In den Rechtssachen Pfleiderer (EuGH-Urteil vom 14. 6. 2011 – Rs. C-360/09; hierzu Kersting, JZ 2012 S. 42) und DonauChemie (EuGH-Urteil vom 6. 6. 2013 – Rs. C-536/11, DB0603061; hierzu Kersting, JZ 2013 S. 737) entwickelte der EuGH aus dem primärrechtlichen Effektivitätsprinzip das Gebot der Einzelfallabwägung bei Entscheidungen über Akteneinsichtsgesuche in Kronzeugendokumente. Dennoch sieht auch der nunmehr veröffentlichte Kompromissvorschlag für eine Richtlinie über private Schadensersatzklagen in Art. 6 Abs. 5 den vollständigen und einzelfallunabhängigen Ausschluss von Kronzeugenerklärungen von der Akteneinsicht vor. Zudem will der Entwurf in Art. 6 Abs. 1 “Gepflogenheiten im Bereich des Schutzes der internen Unterlagen von Wettbewerbsbehörden” von den Bestimmungen der Richtlinie unberührt lassen. Dies erscheint fragwürdig, da eine pauschale Übernahme einer Verwaltungspraxis erfolgt, ohne dass deren Rechtmäßigkeit oder Zweckhaftigkeit hinterfragt wird. Zudem ist unklar, welche “Gepflogenheiten” genau gemeint sind. Im Hinblick auf den gänzlichen Ausschluss von Kronzeugenunterlagen von der Offenlegungsmöglichkeit gilt: Da der Richtliniengesetzgeber dem nationalen Gesetzgeber nichts gebieten darf, was diesem das Primärrecht verbietet, ist diese Regelung selbst primärrechtswidrig. Nur eine Regelung, welche zumindest im Ausnahmefall auch die Möglichkeit einer Offenlegung von Kronzeugendokumenten erlaubt, ist primärrechtskonform.

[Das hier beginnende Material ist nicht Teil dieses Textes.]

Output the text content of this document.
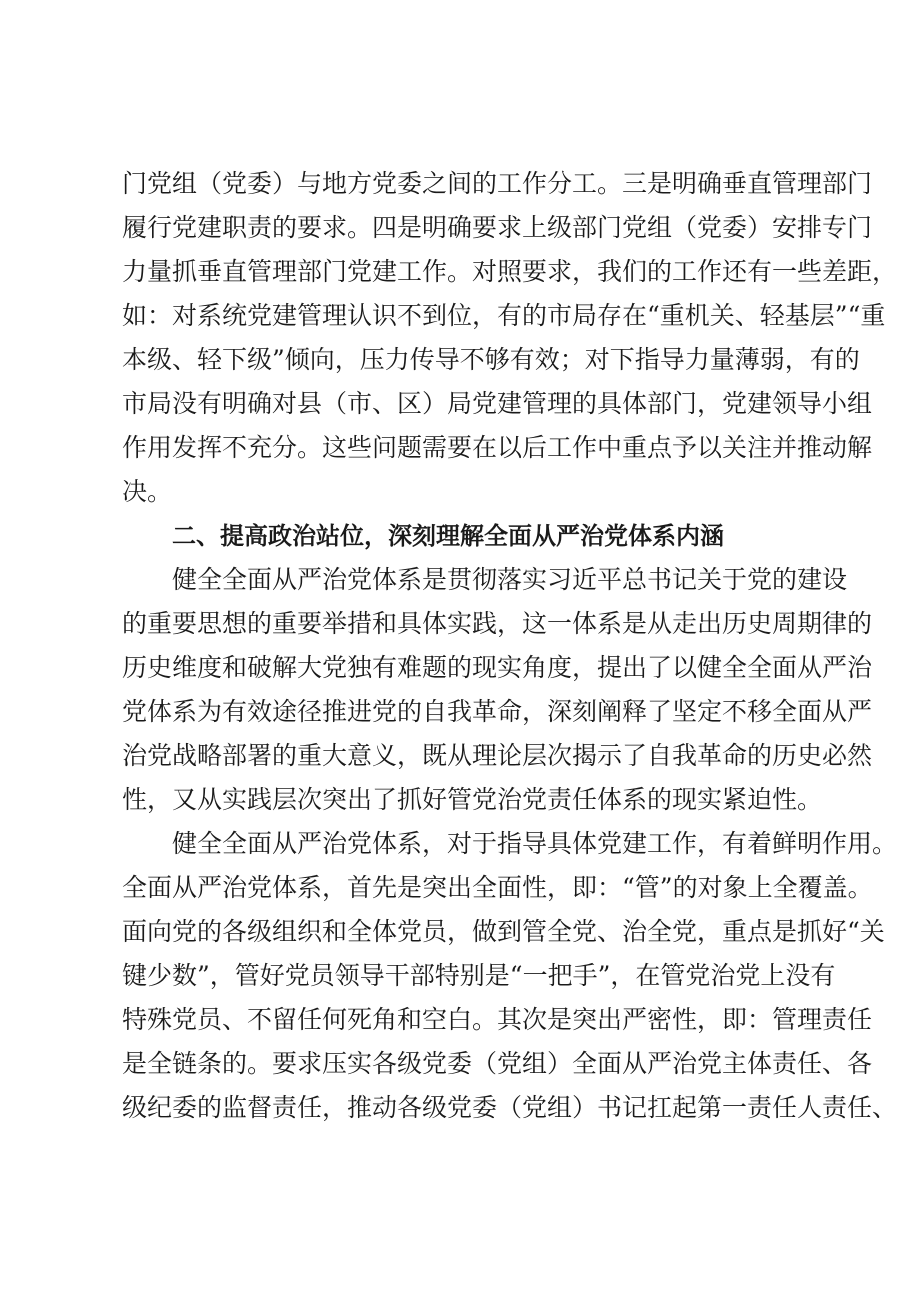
门党组（党委）与地方党委之间的工作分工。三是明确垂直管理部门
履行党建职责的要求。四是明确要求上级部门党组（党委）安排专门
力量抓垂直管理部门党建工作。对照要求，我们的工作还有一些差距，
如：对系统党建管理认识不到位，有的市局存在“重机关、轻基层”“重
本级、轻下级”倾向，压力传导不够有效；对下指导力量薄弱，有的
市局没有明确对县（市、区）局党建管理的具体部门，党建领导小组
作用发挥不充分。这些问题需要在以后工作中重点予以关注并推动解
决。
二、提高政治站位，深刻理解全面从严治党体系内涵
健全全面从严治党体系是贯彻落实习近平总书记关于党的建设
的重要思想的重要举措和具体实践，这一体系是从走出历史周期律的
历史维度和破解大党独有难题的现实角度，提出了以健全全面从严治
党体系为有效途径推进党的自我革命，深刻阐释了坚定不移全面从严
治党战略部署的重大意义，既从理论层次揭示了自我革命的历史必然
性，又从实践层次突出了抓好管党治党责任体系的现实紧迫性。
健全全面从严治党体系，对于指导具体党建工作，有着鲜明作用。
全面从严治党体系，首先是突出全面性，即：“管”的对象上全覆盖。
面向党的各级组织和全体党员，做到管全党、治全党，重点是抓好“关
键少数”，管好党员领导干部特别是“一把手”，在管党治党上没有
特殊党员、不留任何死角和空白。其次是突出严密性，即：管理责任
是全链条的。要求压实各级党委（党组）全面从严治党主体责任、各
级纪委的监督责任，推动各级党委（党组）书记扛起第一责任人责任、
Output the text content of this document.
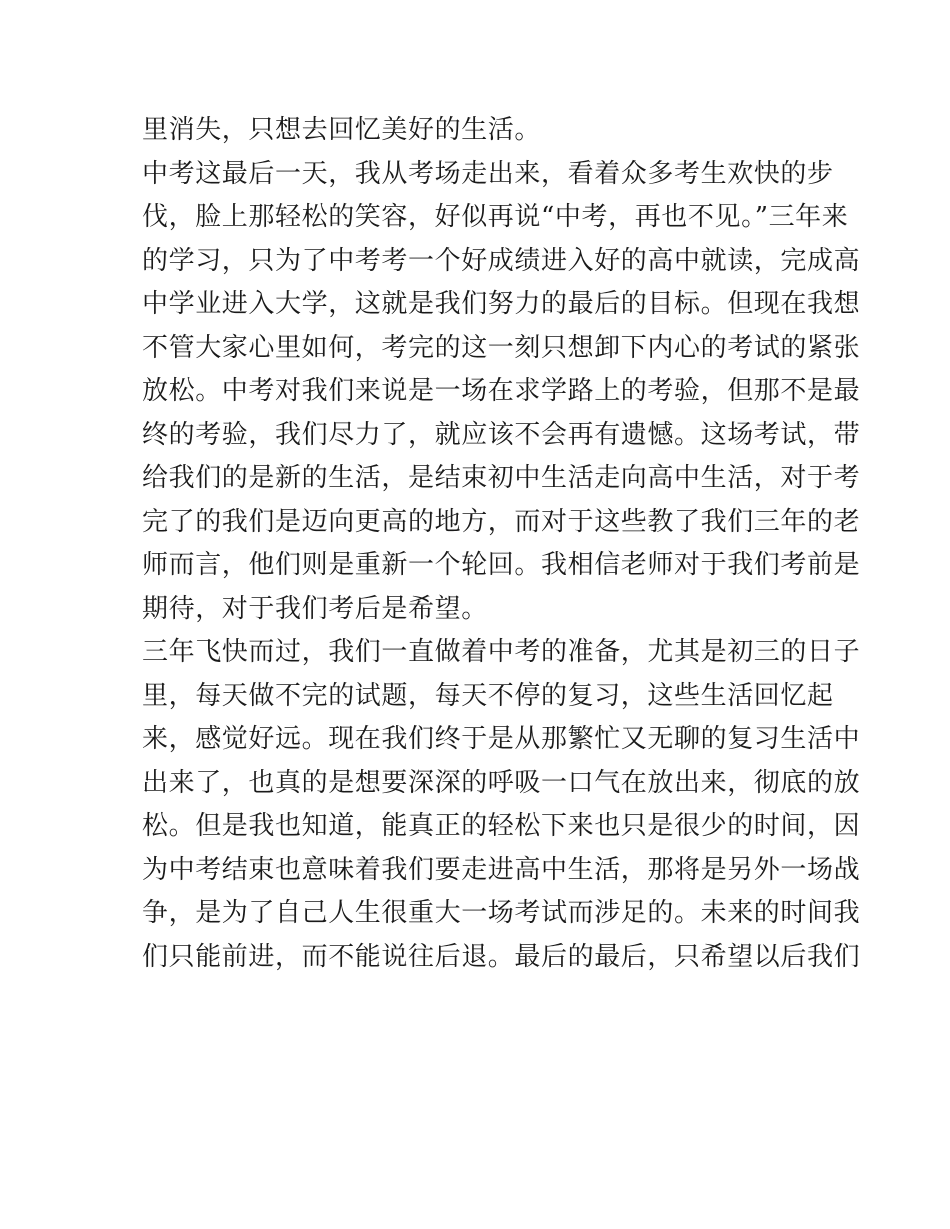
里消失，只想去回忆美好的生活。
中考这最后一天，我从考场走出来，看着众多考生欢快的步
伐，脸上那轻松的笑容，好似再说“中考，再也不见。”三年来
的学习，只为了中考考一个好成绩进入好的高中就读，完成高
中学业进入大学，这就是我们努力的最后的目标。但现在我想
不管大家心里如何，考完的这一刻只想卸下内心的考试的紧张
放松。中考对我们来说是一场在求学路上的考验，但那不是最
终的考验，我们尽力了，就应该不会再有遗憾。这场考试，带
给我们的是新的生活，是结束初中生活走向高中生活，对于考
完了的我们是迈向更高的地方，而对于这些教了我们三年的老
师而言，他们则是重新一个轮回。我相信老师对于我们考前是
期待，对于我们考后是希望。
三年飞快而过，我们一直做着中考的准备，尤其是初三的日子
里，每天做不完的试题，每天不停的复习，这些生活回忆起
来，感觉好远。现在我们终于是从那繁忙又无聊的复习生活中
出来了，也真的是想要深深的呼吸一口气在放出来，彻底的放
松。但是我也知道，能真正的轻松下来也只是很少的时间，因
为中考结束也意味着我们要走进高中生活，那将是另外一场战
争，是为了自己人生很重大一场考试而涉足的。未来的时间我
们只能前进，而不能说往后退。最后的最后，只希望以后我们
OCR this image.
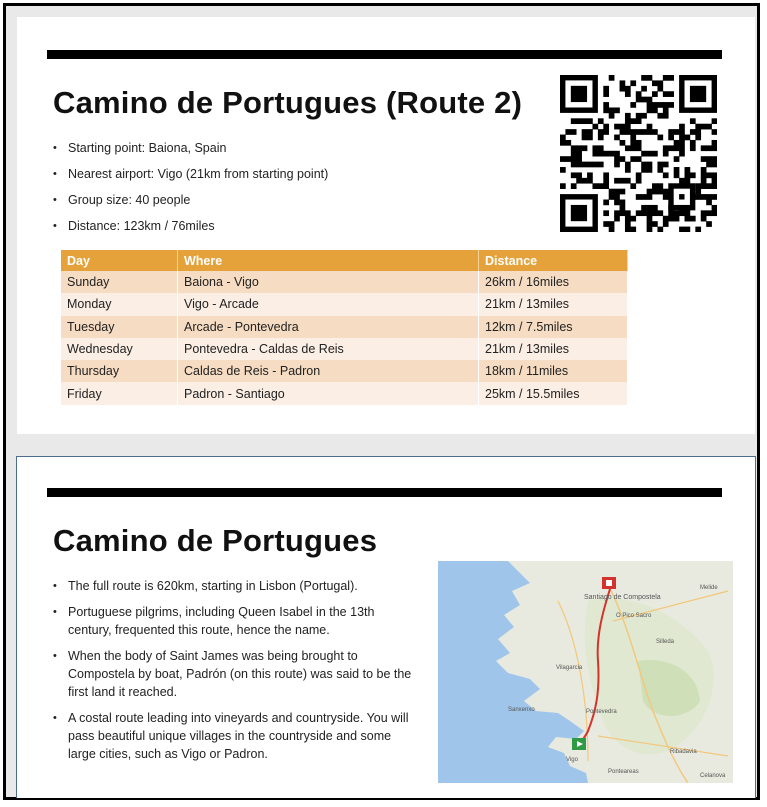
Camino de Portugues (Route 2)
• Starting point: Baiona, Spain
• Nearest airport: Vigo (21km from starting point)
• Group size: 40 people
• Distance: 123km / 76miles
Day	Where	Distance
Sunday	Baiona - Vigo	26km / 16miles
Monday	Vigo - Arcade	21km / 13miles
Tuesday	Arcade - Pontevedra	12km / 7.5miles
Wednesday	Pontevedra - Caldas de Reis	21km / 13miles
Thursday	Caldas de Reis - Padron	18km / 11miles
Friday	Padron - Santiago	25km / 15.5miles
Camino de Portugues
• The full route is 620km, starting in Lisbon (Portugal).
• Portuguese pilgrims, including Queen Isabel in the 13th century, frequented this route, hence the name.
• When the body of Saint James was being brought to Compostela by boat, Padrón (on this route) was said to be the first land it reached.
• A costal route leading into vineyards and countryside. You will pass beautiful unique villages in the countryside and some large cities, such as Vigo or Padron.
Santiago de Compostela
O Pico Sacro
Melide
Silleda
Vilagarcia
Sanxenxo	Pontevedra
Vigo
Ribadavia
Ponteareas
Celanova
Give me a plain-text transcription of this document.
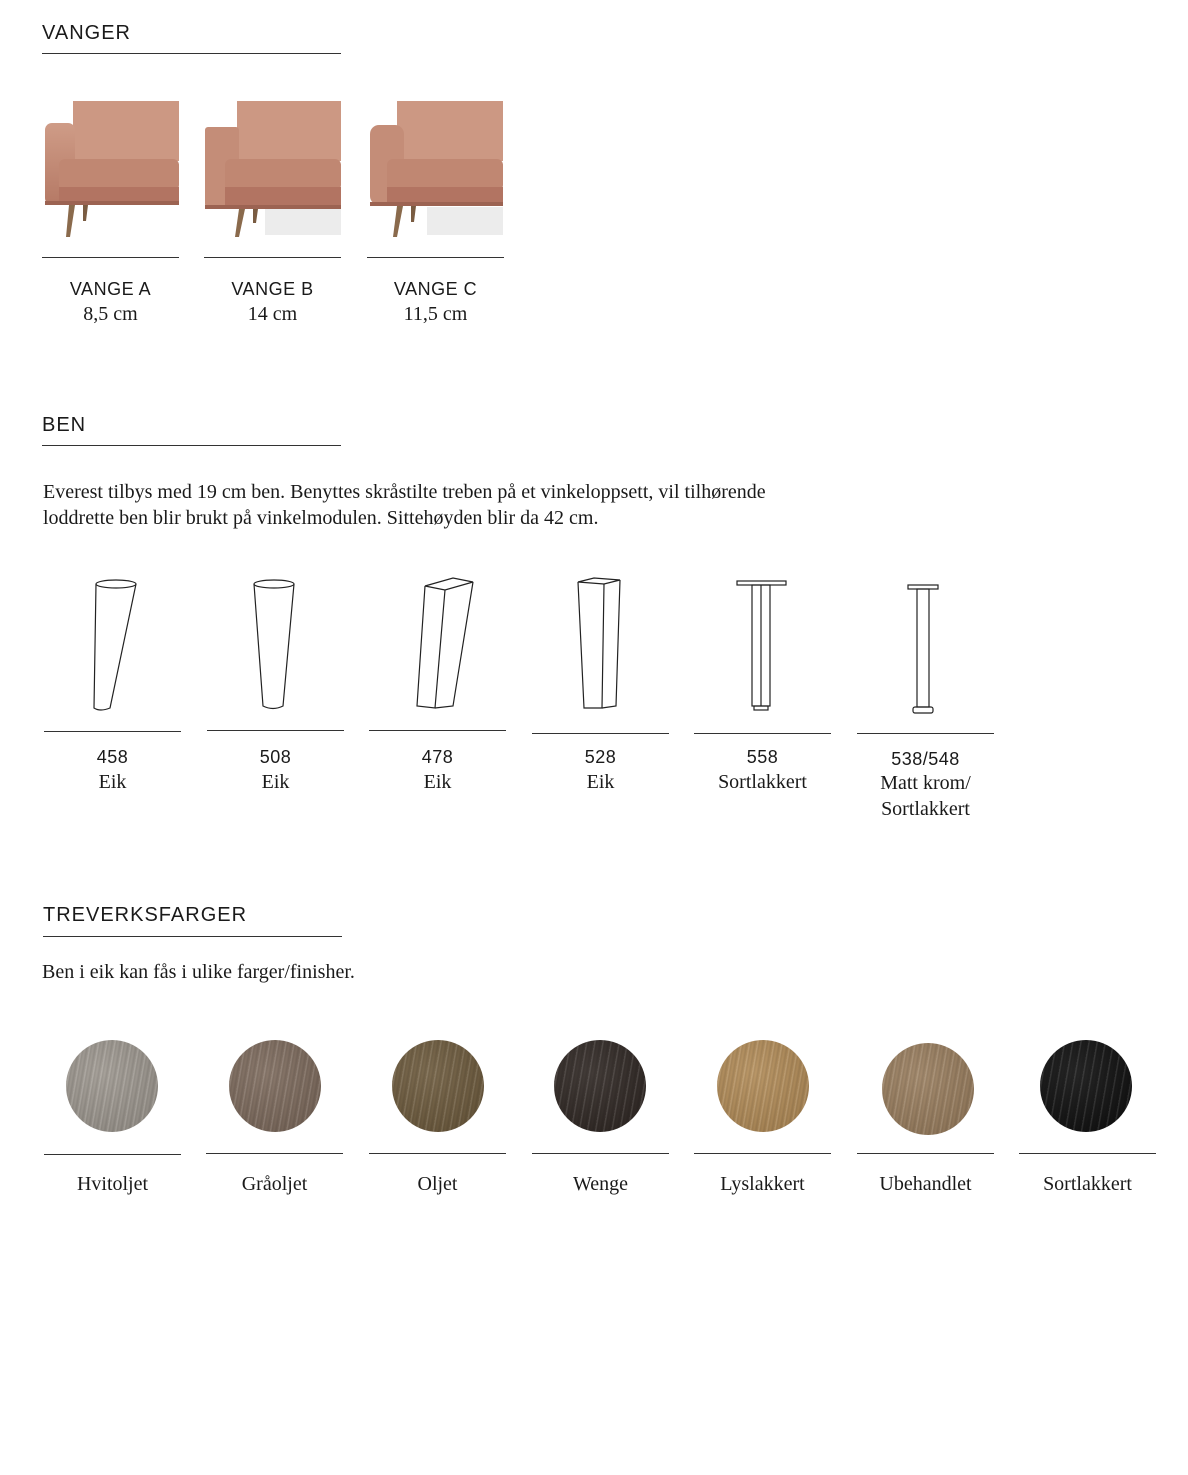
VANGER
VANGE A
8,5 cm
VANGE B
14 cm
VANGE C
11,5 cm
BEN

Everest tilbys med 19 cm ben. Benyttes skråstilte treben på et vinkeloppsett, vil tilhørende

loddrette ben blir brukt på vinkelmodulen. Sittehøyden blir da 42 cm.

458
Eik
508
Eik
478
Eik
528
Eik
558
Sortlakkert
538/548
Matt krom/
Sortlakkert
TREVERKSFARGER

Ben i eik kan fås i ulike farger/finisher.

Hvitoljet	Gråoljet	Oljet	Wenge	Lyslakkert	Ubehandlet	Sortlakkert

Sinnvoller erscheint demgegenüber eine Lösung des Problems der Akteneinsicht in Kronzeugenunterlagen über eine Privilegierung des erfolgreichen Kronzeugen im Innenverhältnis. Wie bereits mehrfach vorgeschlagen (zuletzt im Rahmen einer Stellungnahme vor dem Wirtschaftsausschuss des Europäischen Parlaments, abrufbar bei SSRN), sollte der erfolgreiche Kronzeuge zwar gegenüber den Geschädigten als Gesamtschuldner haften, allerdings gegen die anderen Schädiger im Innenverhältnis einen vollständigen Ausgleichsanspruch erhalten. Kronzeugenunterlagen könnten dann offengelegt werden, ohne dass potenzielle Kronzeugen von der Inanspruchnahme der Kronzeugenregelung abgeschreckt würden. Der Kompromissvorschlag sieht allerdings in Art. 11 vor, dass ein erfolgreicher Kronzeuge grundsätzlich nur gegenüber seinen unmittelbaren und mittelbaren Abnehmern oder Lieferanten gesamtschuldnerisch haftet. Gegenüber anderen Geschädigten soll der Kronzeuge nur haften, wenn diese von den übrigen Schädigern keinen vollständigen Schadensersatz erhalten. Dies entspricht dem ursprünglichen Vorschlag der Kommission und ist daher auch den gleichen Vorbehalten ausgesetzt: Es handelt sich um eine Belastung der Kartellgeschädigten, die ihr Recht auf Schadensersatz weniger effektiv macht.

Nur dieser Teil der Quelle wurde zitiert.